Children ages 5–18 participated in the tournament, which includes opportunities to win college scholarships, Keyne Tremain said May 9.
Tremain said she created the tour in September 2019. The organization’s mission is to create an environment where youth bowlers can learn to play the sport and compete in regional and national tournaments while having fun, making friends and earning scholarship money to further their education. She created the tour because her youngest son bowled competitively all over the country and they often traveled to Colorado so he could bowl on a youth bowling tour.
“My son and I spent many car rides discussing not only how cool it would be to have a Wyoming tour but how much it would help our youth bowlers,” she said.
Bowlers walked away with $1,788 in scholarships from the May 7 tournament, she said. The 2022–23 season gave the youth a total of $22,792 in scholarships. The May 7 tournament also included a senior walk with 10 graduating seniors, she said. Five seniors have received offers to bowl in colleges around the country.
Wyoming has roughly 20–35 youth bowlers who will attend and bowl in the Junior Gold, the country’s largest youth bowling tournament, every year. The Junior Gold also includes youths from other countries.
Wyoming Junior Bowlers Tour is one of the qualifiers for that tournament. This year, the tournament has had 37 kids qualify at 10 different Wyoming Junior Bowlers Tour stops.
The Wyoming Junior Bowlers Tour’s youngest bowler, Koltin Colby, recently turned 6, Tremain said. He will be the youngest ever from Wyoming to go to Junior Gold, which will take place in July in Indianapolis. Colby received the first-ever WJBT sportsmanship award with a $100 scholarship.
Thunder Basin High School senior Justin Fichter will go to Clarke University on a bowling scholarship. He won the tournament in Sheridan and placed fifth on May 7.

Sponsors provide the scholarship funding. Those supporters include bowling ball manufacturing company Storm, Dairy Queen in Gillette, Windshield Paramedic, Perkins, First Interstate Bank, Kieffer Sanitation, Energy Lanes and Camelanes.
Tremain said Energy Lanes staff were really helpful in providing the tournament venue.
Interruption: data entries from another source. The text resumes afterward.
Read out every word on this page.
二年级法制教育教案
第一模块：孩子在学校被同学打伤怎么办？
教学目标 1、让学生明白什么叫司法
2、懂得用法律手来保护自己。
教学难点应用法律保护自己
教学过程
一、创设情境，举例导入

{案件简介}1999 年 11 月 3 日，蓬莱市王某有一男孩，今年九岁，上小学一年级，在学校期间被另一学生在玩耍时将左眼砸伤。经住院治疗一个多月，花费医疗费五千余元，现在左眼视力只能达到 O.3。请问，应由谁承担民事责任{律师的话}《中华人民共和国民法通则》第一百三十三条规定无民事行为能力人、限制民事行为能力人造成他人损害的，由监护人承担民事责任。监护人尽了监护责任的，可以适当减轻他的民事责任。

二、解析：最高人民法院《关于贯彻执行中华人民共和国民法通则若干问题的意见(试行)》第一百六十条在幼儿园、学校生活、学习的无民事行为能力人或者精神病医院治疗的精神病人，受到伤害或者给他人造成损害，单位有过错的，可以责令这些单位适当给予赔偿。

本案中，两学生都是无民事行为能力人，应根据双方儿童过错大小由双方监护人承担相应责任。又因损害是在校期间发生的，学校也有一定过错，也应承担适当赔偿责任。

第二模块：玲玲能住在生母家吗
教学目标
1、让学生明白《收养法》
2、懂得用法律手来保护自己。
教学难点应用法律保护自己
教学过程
“Staff did an excellent job keeping the machines running during the tournament as well as making sure 42 bowlers and their families had amazing food to order from their kitchen,” Tremain said.
Four volunteers whose children bowl also enable the tour to succeed by helping run the tournaments, Tremain said. They are Carm Colby, Bobbie Engstrom and Cody Engstrom, who are all from Gillette, and Amy Hansen, who’s from Thayne.
The only requirement for a child to participate in the tour is United States Bowling Congress membership, she said. Local youth leagues might also require dues.